Kiley forked up a little more chicken and spinach risotto. ‘Let’s take a step backwards, remind ourselves what’s at the root of this.’

‘Okay.’

‘Dave Marshall is angry. He doesn’t like having his name plastered over half the billboards in North London.’

‘Who would?’ Margaret reached across for the bottle of wine.

‘That aside, there’s going to be all manner of stuff between himself and Jennie, unresolved. I think he’s just striking out in any way he can.’

‘To what end?’

‘To see her hurt; have her climb down, leave him alone.’

‘You don’t think it’s a way of getting eventual custody of the child?’

Kiley shook his head. I think that’s the last thing on his mind.’

Margaret drank some wine. ‘So what do we do? Prepare a defence for Jennie in the remote possibility things get to court?

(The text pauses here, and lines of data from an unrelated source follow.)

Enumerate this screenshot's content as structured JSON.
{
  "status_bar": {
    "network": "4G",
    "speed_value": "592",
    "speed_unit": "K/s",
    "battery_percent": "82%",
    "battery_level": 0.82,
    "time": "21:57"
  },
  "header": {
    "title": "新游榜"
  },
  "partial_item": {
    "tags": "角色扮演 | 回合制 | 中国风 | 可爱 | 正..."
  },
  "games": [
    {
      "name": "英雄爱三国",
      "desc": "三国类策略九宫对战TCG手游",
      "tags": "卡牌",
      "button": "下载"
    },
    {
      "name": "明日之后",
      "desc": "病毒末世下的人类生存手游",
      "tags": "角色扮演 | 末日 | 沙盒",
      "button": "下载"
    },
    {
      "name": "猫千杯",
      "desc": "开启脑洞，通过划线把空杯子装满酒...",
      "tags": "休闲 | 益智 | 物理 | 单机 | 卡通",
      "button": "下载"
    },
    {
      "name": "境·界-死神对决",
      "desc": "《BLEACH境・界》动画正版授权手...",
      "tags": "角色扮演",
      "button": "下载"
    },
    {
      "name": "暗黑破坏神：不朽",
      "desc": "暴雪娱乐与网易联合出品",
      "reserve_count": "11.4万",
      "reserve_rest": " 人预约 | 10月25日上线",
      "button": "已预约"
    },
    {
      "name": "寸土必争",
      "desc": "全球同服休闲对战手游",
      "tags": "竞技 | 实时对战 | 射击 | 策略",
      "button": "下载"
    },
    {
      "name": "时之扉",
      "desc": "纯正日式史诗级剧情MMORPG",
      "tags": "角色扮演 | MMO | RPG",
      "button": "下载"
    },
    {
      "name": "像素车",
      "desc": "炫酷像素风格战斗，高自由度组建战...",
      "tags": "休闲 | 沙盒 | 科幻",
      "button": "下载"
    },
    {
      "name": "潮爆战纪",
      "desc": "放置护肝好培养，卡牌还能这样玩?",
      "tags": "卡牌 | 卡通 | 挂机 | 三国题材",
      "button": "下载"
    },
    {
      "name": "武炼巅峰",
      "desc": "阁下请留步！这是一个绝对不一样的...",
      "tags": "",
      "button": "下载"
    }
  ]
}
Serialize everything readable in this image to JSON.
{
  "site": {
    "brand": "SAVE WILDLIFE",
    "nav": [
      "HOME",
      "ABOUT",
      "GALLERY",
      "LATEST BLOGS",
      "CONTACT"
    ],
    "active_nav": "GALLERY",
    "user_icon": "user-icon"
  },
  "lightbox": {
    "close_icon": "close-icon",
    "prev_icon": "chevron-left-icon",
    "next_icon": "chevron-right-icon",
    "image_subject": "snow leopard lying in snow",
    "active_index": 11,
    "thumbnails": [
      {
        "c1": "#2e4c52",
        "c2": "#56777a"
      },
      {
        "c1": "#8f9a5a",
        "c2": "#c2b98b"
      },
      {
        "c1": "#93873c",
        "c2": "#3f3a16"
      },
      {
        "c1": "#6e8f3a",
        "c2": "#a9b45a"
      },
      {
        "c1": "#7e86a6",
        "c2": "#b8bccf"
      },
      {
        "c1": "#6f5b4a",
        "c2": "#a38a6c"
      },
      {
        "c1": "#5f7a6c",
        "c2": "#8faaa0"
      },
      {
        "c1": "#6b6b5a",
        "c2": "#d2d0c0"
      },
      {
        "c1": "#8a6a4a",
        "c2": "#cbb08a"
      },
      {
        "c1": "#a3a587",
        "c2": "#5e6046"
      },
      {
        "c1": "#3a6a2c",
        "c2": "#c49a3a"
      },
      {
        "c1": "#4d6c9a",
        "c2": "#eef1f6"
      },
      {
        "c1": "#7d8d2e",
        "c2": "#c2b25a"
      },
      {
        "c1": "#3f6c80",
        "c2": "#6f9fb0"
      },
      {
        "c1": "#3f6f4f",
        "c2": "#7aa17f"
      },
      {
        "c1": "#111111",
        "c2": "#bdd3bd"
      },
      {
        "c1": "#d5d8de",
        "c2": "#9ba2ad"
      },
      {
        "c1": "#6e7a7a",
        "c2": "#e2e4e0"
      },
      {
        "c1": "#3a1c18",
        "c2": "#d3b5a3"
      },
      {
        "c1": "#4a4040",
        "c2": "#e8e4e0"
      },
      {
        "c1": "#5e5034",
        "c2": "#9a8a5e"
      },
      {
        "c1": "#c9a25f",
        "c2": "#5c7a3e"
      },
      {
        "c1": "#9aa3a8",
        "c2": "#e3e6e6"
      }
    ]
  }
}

File a report with the Child Support Agency, suggesting they re-examine Marshall’s financial position?’

‘The arresting officer,’ Kiley said, ‘that was him leaving the custody suite just before you this morning? Around forty, suit, bright blue tie?’

‘DS Sandon, yes, why?’

‘I saw him having a drink with Marshall last night; Marshall and the guy who trashed Jennie’s flat.’

‘No law against that.’

‘But more than a coincidence.’

‘Probably. But unless you had your Polaroid camera in your back pocket…’

‘I might be able to do better than that.’

‘How so?’

‘Marshall isn’t the only one with friends inside the Met.’

Seeing his expression, Margaret smiled.

At two thirty the following afternoon, they were both sitting in the fifth-floor office of Paul Bridge, Deputy Assistant Commissioner (CID). Margaret, feeling that Ghost might be deemed frivolous, had opted for a Donna Karan suit; Kiley had ironed his shirt.